“Il bello di vivere qua, senti il territorio, lo percepisci, avverti che bisogna muoversi in un certo modo, capire le esigenze del sindaco, dei consiglieri, la festa, cinquemila euro sono minchiate, però tu ti fai un rapporto, crei un rapporto di..”. Forse non c’è migliore affermazione per spiegare, con le sue stesse parole, chi è Vito Nicastri, ‘il re del vento’. Sullo sfondo e mica tanto poi molto sullo sfondo c’è Cosa Nostra. Non quella tradizionale, ma quella mafia diventata impresa, capeggiata da Matteo Messina Denaro.

Mafia e corruzione dentro questa indagine; mafia e impresa, quell’impresa che dialoga presentandosi con le mani pieni di soldi con politici e super burocrati. E Vito Nicastri, 56 anni, ha tutte queste qualità. La capacità, per esempio, di arrivare nel 2010 fin dentro la stanza dell’onorevole Riccardo Savona, all’epoca Udc e relatore della finanziaria regionale, e spingere per l’introduzione di alcune norme a lui favorevoli come ha documentato la Dia di Trapani. In sostanza, allora si trattò di prevedere agevolazioni per la collocazione di impianti fotovoltaici in agricoltura per l’alimentazione delle serre.

In questo caso a sua disposizione, oltre all’onorevole Savona, ci sarebbe stato un ex deputato regionale, il diniano Emanuele Di Betta. Che non rieletto era entrato all’Ars dalla finestra facendo da consulente all’assessore regionale all’Agricoltura, l’onorevole Giovanni Di Mauro, in quota Mpa. Ma è il capitolo mafia a pesare di più nella sua storia. Professione ufficiale sviluppatore (il suo compito era di “vendere” il prodotto eolico), tante erano le aziende che decidevano di rivolgersi a lui, come Siemens, Greetech, Alerion. A Nicastri il compito di mettere in contatto la mafia con le imprese pulite. Va in questo senso l’intercettazione fatta a casa di alcuni mafiosi alcamesi: “Gli dico: Vito fai scendere gli spagnoli qua e gli dici che se non portano un altro milione e mezzo… Ma cazzo! Loro devono sapere, prima di accendere il quadro che costa niente quel quadro non si metterà mai. Loro ci scendono con l’esercito e io la notte gli mando il topo”.
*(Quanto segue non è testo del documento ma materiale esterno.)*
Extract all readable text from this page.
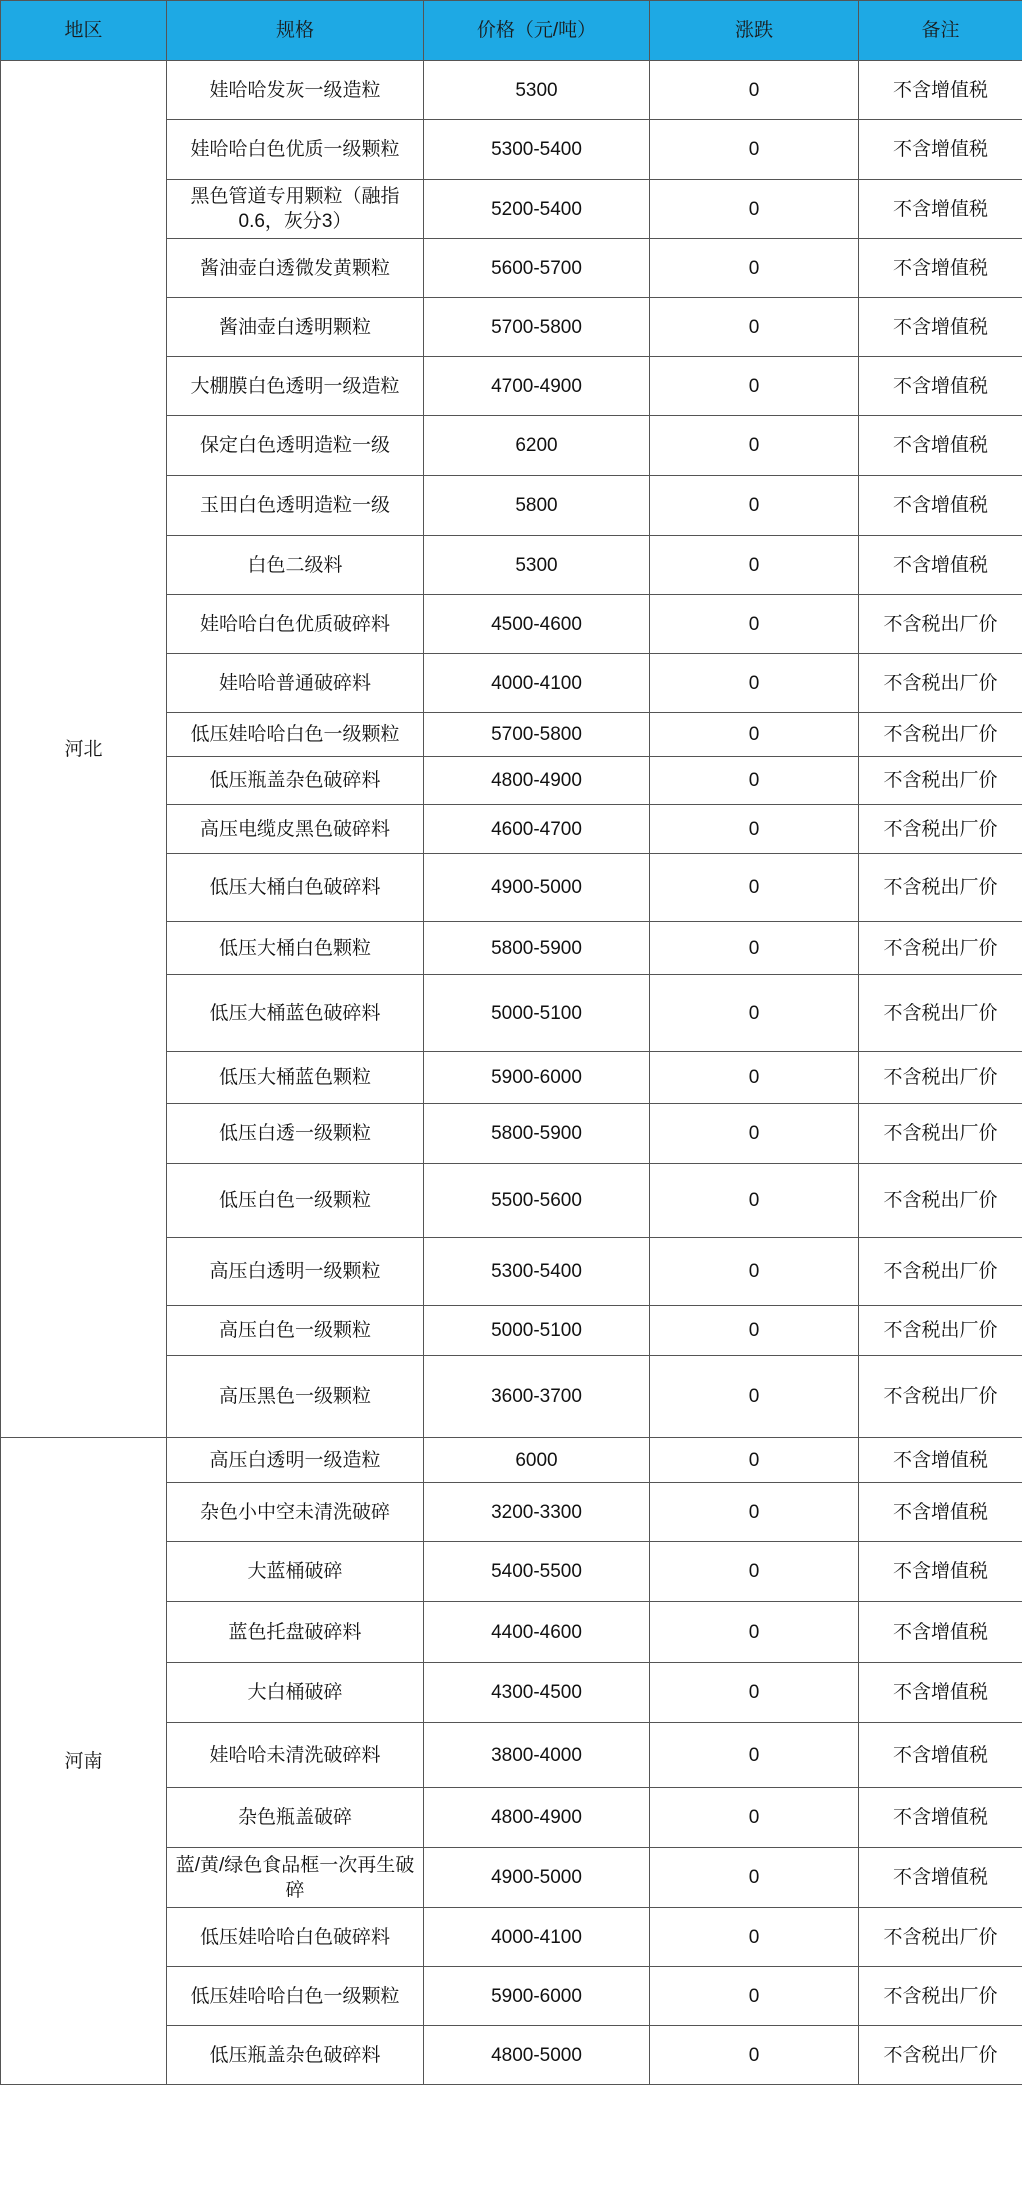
地区	规格	价格（元/吨）	涨跌	备注
河北	娃哈哈发灰一级造粒	5300	0	不含增值税
	娃哈哈白色优质一级颗粒	5300-5400	0	不含增值税
	黑色管道专用颗粒（融指0.6，灰分3）	5200-5400	0	不含增值税
	酱油壶白透微发黄颗粒	5600-5700	0	不含增值税
	酱油壶白透明颗粒	5700-5800	0	不含增值税
	大棚膜白色透明一级造粒	4700-4900	0	不含增值税
	保定白色透明造粒一级	6200	0	不含增值税
	玉田白色透明造粒一级	5800	0	不含增值税
	白色二级料	5300	0	不含增值税
	娃哈哈白色优质破碎料	4500-4600	0	不含税出厂价
	娃哈哈普通破碎料	4000-4100	0	不含税出厂价
	低压娃哈哈白色一级颗粒	5700-5800	0	不含税出厂价
	低压瓶盖杂色破碎料	4800-4900	0	不含税出厂价
	高压电缆皮黑色破碎料	4600-4700	0	不含税出厂价
	低压大桶白色破碎料	4900-5000	0	不含税出厂价
	低压大桶白色颗粒	5800-5900	0	不含税出厂价
	低压大桶蓝色破碎料	5000-5100	0	不含税出厂价
	低压大桶蓝色颗粒	5900-6000	0	不含税出厂价
	低压白透一级颗粒	5800-5900	0	不含税出厂价
	低压白色一级颗粒	5500-5600	0	不含税出厂价
	高压白透明一级颗粒	5300-5400	0	不含税出厂价
	高压白色一级颗粒	5000-5100	0	不含税出厂价
	高压黑色一级颗粒	3600-3700	0	不含税出厂价
河南	高压白透明一级造粒	6000	0	不含增值税
	杂色小中空未清洗破碎	3200-3300	0	不含增值税
	大蓝桶破碎	5400-5500	0	不含增值税
	蓝色托盘破碎料	4400-4600	0	不含增值税
	大白桶破碎	4300-4500	0	不含增值税
	娃哈哈未清洗破碎料	3800-4000	0	不含增值税
	杂色瓶盖破碎	4800-4900	0	不含增值税
	蓝/黄/绿色食品框一次再生破碎	4900-5000	0	不含增值税
	低压娃哈哈白色破碎料	4000-4100	0	不含税出厂价
	低压娃哈哈白色一级颗粒	5900-6000	0	不含税出厂价
	低压瓶盖杂色破碎料	4800-5000	0	不含税出厂价
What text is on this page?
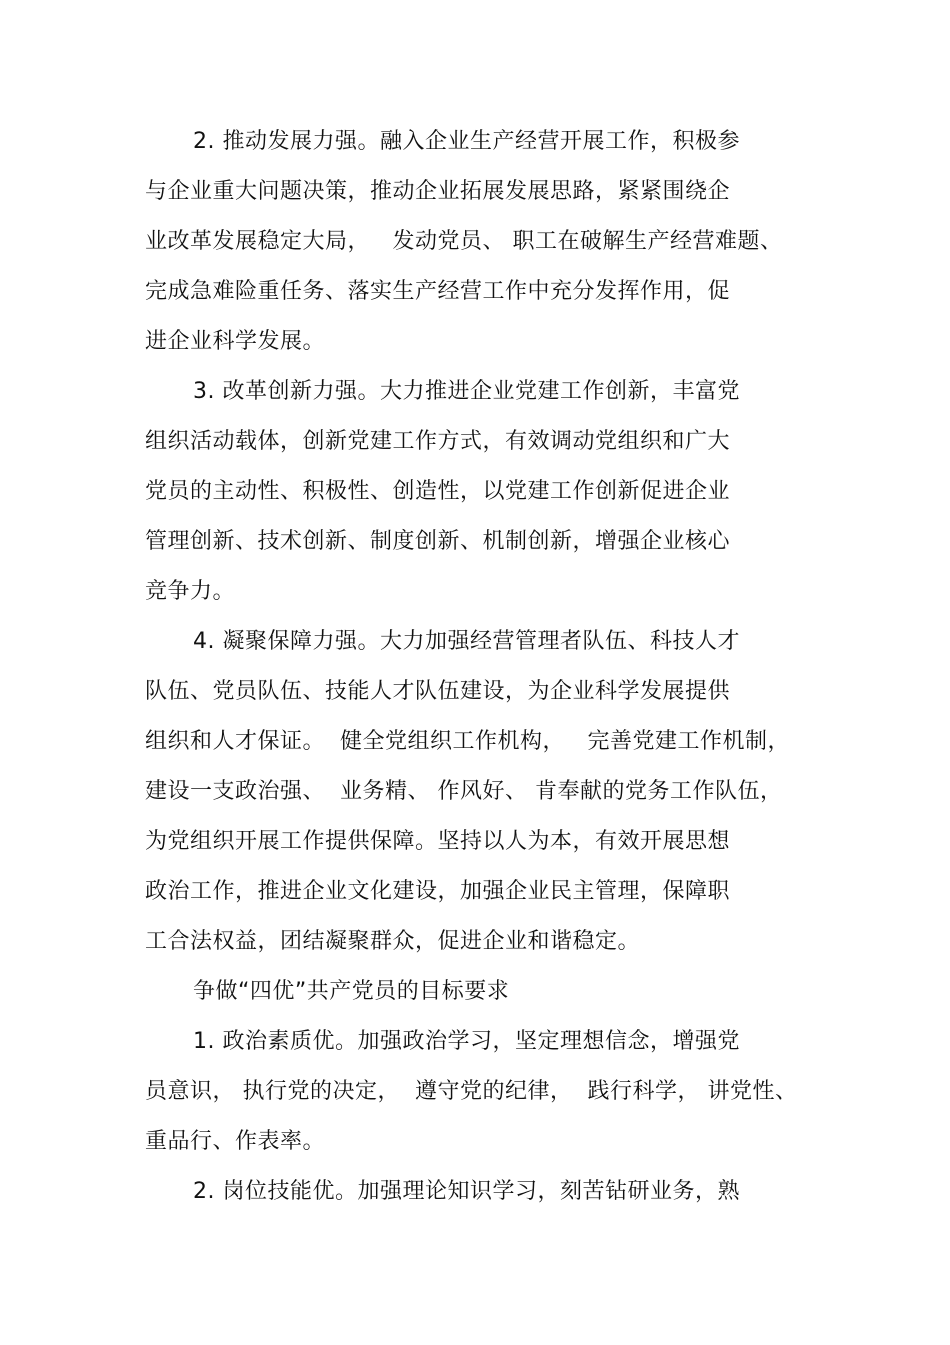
2. 推动发展力强。融入企业生产经营开展工作，积极参
与企业重大问题决策，推动企业拓展发展思路，紧紧围绕企
业改革发展稳定大局，   发动党员、 职工在破解生产经营难题、
完成急难险重任务、落实生产经营工作中充分发挥作用，促
进企业科学发展。
3. 改革创新力强。大力推进企业党建工作创新，丰富党
组织活动载体，创新党建工作方式，有效调动党组织和广大
党员的主动性、积极性、创造性，以党建工作创新促进企业
管理创新、技术创新、制度创新、机制创新，增强企业核心
竞争力。
4. 凝聚保障力强。大力加强经营管理者队伍、科技人才
队伍、党员队伍、技能人才队伍建设，为企业科学发展提供
组织和人才保证。  健全党组织工作机构，   完善党建工作机制，
建设一支政治强、  业务精、 作风好、 肯奉献的党务工作队伍，
为党组织开展工作提供保障。坚持以人为本，有效开展思想
政治工作，推进企业文化建设，加强企业民主管理，保障职
工合法权益，团结凝聚群众，促进企业和谐稳定。
争做“四优”共产党员的目标要求
1. 政治素质优。加强政治学习，坚定理想信念，增强党
员意识， 执行党的决定，  遵守党的纪律，  践行科学， 讲党性、
重品行、作表率。
2. 岗位技能优。加强理论知识学习，刻苦钻研业务，熟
Non solo mafiosi nell’agenda di Vito Nicastri, ma anche le ‘ndrine calabresi, i Nirta di San Luca, i Ciriaco di Africo, i Giampaolo e i Mammoliti di San Luca. La spavalderia di Vito Nicastri però non sembra resistere davanti a tutto e a tutti; e così quando la Dia procedette al sequestro delle aziende e delle sue proprietà, anche lui, pur tanto spavaldo, impallidì. E successivamente, intercettato a commentare quanto fatto in un paio di ore dagli agenti della Dia, disse: “Quand’è così l’avemu no’ culu!”. Più spavalda e arrogante fu semmai la moglie di Vito Nicastri, che un giorno non esitò in un supermercato di Alcamo ad aggredire e a minacciare la moglie del direttore del centro Dia di Trapani, il colonnello Rocco Lo Pane, che indagava sul marito “riducendolo sul lastrico”.